Chers frères et soeurs! Nous évoquons chaque année ici la mémoire du cardinal Stepinac. C'est notre devoir de garder un vivant souvenir de lui. Mais ce serait trop peu, si ce n'était qu'un souvenir. Le souvenir de Stepinac doit nous ébranler! Il doit ébranler notre conscience, pour que nous prenions au sérieux notre christianisme! Stepinac est pour nous une sorte de défi! Quand nous pensons à lui, cela doit nous apprendre quelque chose, et nous décider à quelque chose. En premier lieu au sujet de la foi. Il fut l'homme à la foi de granit! Quand il s'agissait de la foi, il ne faisait ni concessions ni marchandage. Et c'est pourquoi il nous incite, et nous demande d'être fermes dans notre foi, de ne pas nous laisser ébranler par les différentes déformations des vérités de foi à notre époque. Nous devons apprendre de lui à être sincèrement attachés au pape, à ses directives et à son enseignement. Stepinac a été inébranlable en cela! Et si quelqu'un ne voit pas ce que signifie pour nous, Croates, la papauté, ce que signifie pour nous le pape, aujour d'hui comme par le passé, que celui- là ne se dise pas ami de Stepinac...
Frères et soeurs, j'ai voulu aujourd'hui évoquer en quelques traits la grande figure de notre cardinal Stepinac. Qu'il soit toujours vivant dans nos âmes, et qu'il nous incite à la fidélité envers Dieu, envers Notre-Dame, et envers l'Eglise pendant toute notre vie. Amen."
ALLOCUTION DE MGR F. KUHARIC, ARCHEVEQUE DE ZAGREB à l'occasion du vingtième anniversaire de la mort du Cardinal Stepinae, 10 février 1980
"... C'est dans l'église de Saint Pierre Canisius à Rome, qu'il est ordonné prêtre en la fête du ChristRoi, le 26 octobre 1930. A midi, lors du repas, chaque jeune prêtre trouve près de son assiette une fleur rouge. Le nouvel ordonné Alojzije, alors dans sa trente-troisième année, dit d'un air pensif en considérant la fleur: "Fleur rouge du martyr!" (A. Benigar: A. Stepinac, p. 93). Cette année est le jubilé d'or de son sacerdoce. En même temps que lui, était ordonné prêtre le futur cardinal Seper...
En la fête de Saint Jean-Baptiste, le 24 juin 1934, il reçoit dans la cathédrale de Zagreb, la consécration épiscopale et le titre d'archevêque-coadjuteur avec droit de succession.

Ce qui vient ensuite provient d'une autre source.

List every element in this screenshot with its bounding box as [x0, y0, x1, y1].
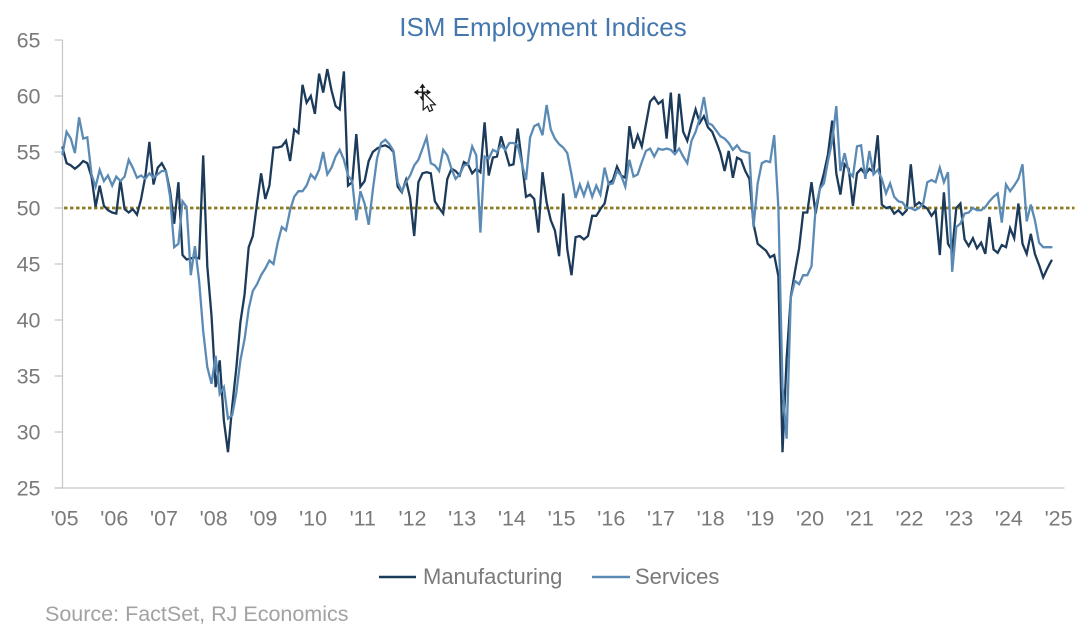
svg-text:'18: '18	[697, 507, 725, 531]
svg-text:'08: '08	[200, 507, 228, 531]
svg-text:55: 55	[17, 141, 41, 165]
svg-text:'06: '06	[100, 507, 128, 531]
svg-text:'10: '10	[299, 507, 327, 531]
svg-text:'23: '23	[945, 507, 973, 531]
svg-text:'05: '05	[51, 507, 79, 531]
svg-text:'09: '09	[249, 507, 277, 531]
svg-text:'14: '14	[498, 507, 526, 531]
svg-text:65: 65	[17, 29, 41, 53]
svg-text:40: 40	[17, 309, 41, 333]
svg-text:'21: '21	[846, 507, 874, 531]
svg-text:'22: '22	[895, 507, 923, 531]
svg-text:'17: '17	[647, 507, 675, 531]
svg-text:'12: '12	[398, 507, 426, 531]
svg-text:ISM Employment Indices: ISM Employment Indices	[399, 12, 687, 42]
svg-text:'11: '11	[350, 507, 376, 531]
svg-text:'16: '16	[597, 507, 625, 531]
svg-text:'15: '15	[548, 507, 576, 531]
svg-text:50: 50	[17, 197, 41, 221]
svg-text:'24: '24	[995, 507, 1023, 531]
svg-text:45: 45	[17, 253, 41, 277]
svg-text:'07: '07	[150, 507, 178, 531]
svg-text:'13: '13	[448, 507, 476, 531]
svg-text:'25: '25	[1045, 507, 1073, 531]
svg-text:25: 25	[17, 477, 41, 501]
svg-text:Source: FactSet, RJ Economics: Source: FactSet, RJ Economics	[45, 602, 349, 626]
svg-text:'20: '20	[796, 507, 824, 531]
svg-text:'19: '19	[746, 507, 774, 531]
svg-text:35: 35	[17, 365, 41, 389]
svg-text:Services: Services	[635, 564, 719, 589]
svg-text:60: 60	[17, 85, 41, 109]
svg-text:30: 30	[17, 421, 41, 445]
svg-text:Manufacturing: Manufacturing	[423, 564, 562, 589]
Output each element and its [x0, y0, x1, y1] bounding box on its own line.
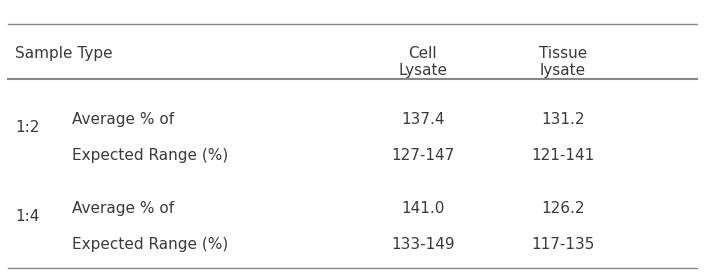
Text: 137.4: 137.4 [401, 112, 444, 127]
Text: 121-141: 121-141 [532, 148, 595, 163]
Text: 133-149: 133-149 [391, 237, 455, 252]
Text: 117-135: 117-135 [532, 237, 595, 252]
Text: 126.2: 126.2 [541, 201, 585, 216]
Text: Cell
Lysate: Cell Lysate [398, 46, 447, 78]
Text: 127-147: 127-147 [391, 148, 454, 163]
Text: 131.2: 131.2 [541, 112, 585, 127]
Text: Expected Range (%): Expected Range (%) [72, 237, 228, 252]
Text: Average % of: Average % of [72, 201, 173, 216]
Text: Tissue
lysate: Tissue lysate [539, 46, 587, 78]
Text: Average % of: Average % of [72, 112, 173, 127]
Text: 141.0: 141.0 [401, 201, 444, 216]
Text: Sample Type: Sample Type [16, 46, 113, 61]
Text: Expected Range (%): Expected Range (%) [72, 148, 228, 163]
Text: 1:4: 1:4 [16, 209, 39, 224]
Text: 1:2: 1:2 [16, 120, 39, 135]
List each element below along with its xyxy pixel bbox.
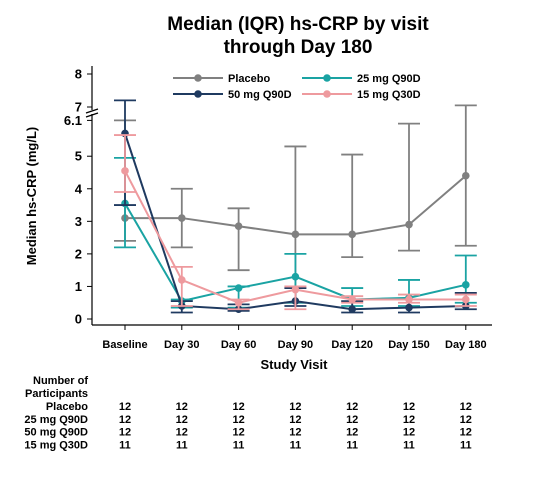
table-count: 12 (176, 427, 188, 439)
table-row-label: 50 mg Q90D (24, 427, 88, 439)
table-count: 11 (176, 439, 188, 451)
legend-label: 50 mg Q90D (228, 89, 292, 101)
chart-title-line-2: through Day 180 (224, 37, 373, 58)
y-tick-label: 3 (75, 214, 82, 229)
data-point (462, 171, 470, 180)
table-count: 12 (176, 401, 188, 413)
y-tick-label: 4 (75, 181, 83, 196)
axis-break-mark (85, 112, 99, 118)
x-tick-label: Day 120 (331, 339, 373, 351)
table-count: 12 (346, 414, 358, 426)
table-count: 12 (403, 427, 415, 439)
y-axis-label: Median hs-CRP (mg/L) (24, 127, 39, 265)
table-header-line-2: Participants (25, 388, 88, 400)
table-count: 12 (119, 427, 131, 439)
table-row-label: Placebo (46, 401, 88, 413)
table-count: 12 (403, 401, 415, 413)
data-point (348, 230, 357, 239)
data-point (348, 305, 357, 314)
table-count: 12 (460, 414, 472, 426)
table-count: 12 (119, 414, 131, 426)
y-tick-label: 1 (75, 279, 82, 294)
data-point (291, 285, 300, 294)
legend: Placebo 25 mg Q90D 50 mg Q90D 15 mg Q30D (173, 73, 421, 101)
y-tick-label: 6.1 (64, 113, 82, 128)
y-tick-label: 8 (75, 67, 82, 82)
y-tick-label: 0 (75, 312, 82, 327)
table-row-label: 25 mg Q90D (24, 414, 88, 426)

Il est significatif que la consécration épiscopale d'Alojzije Stepinac soit en relation avec la fête de Jean- Baptiste. Jean-Baptiste est celui dont Jésus luimême disait: "Qu'êtes- vous allés voir dans le désert? Un roseau agité par le vent?..." (Luc, 7, 24). Nous savons par l'Evangile que Jean-Baptiste n'était certainement pas un roseau agité par le vent. Alojzije Stepinac non plus. Ferme de caractère, homme de foi inébranlable, tout à Dieu, il se tenait droit devant les grands de ce monde; profondément humble devant Dieu il était entièrement au service de l'homme. Tel il entra dans la tourmente de son temps.
La haine fauchait des vies. Les hommes tombaient le jour, disparaissaient la nuit. Beaucoup furent, à cause de leurs convictions politiques, emprisonnés, torturés, tués, sans que personne n'ait le droit de s'informer à leur sujet. La population fut exposée à la tuerie, les prisonniers désarmés, au massacre. Les règlements de comptes racistes, nationalistes, idéologiques foulèrent aux pieds les hommes, et la vie humaine devint sans valeur. Mettre sur un homme une certaine étiquette revenait à le condamner à mort. L'Histoire prendra beaucoup de temps pour évaluer le rôle de tous les participants de ce drame sanglant.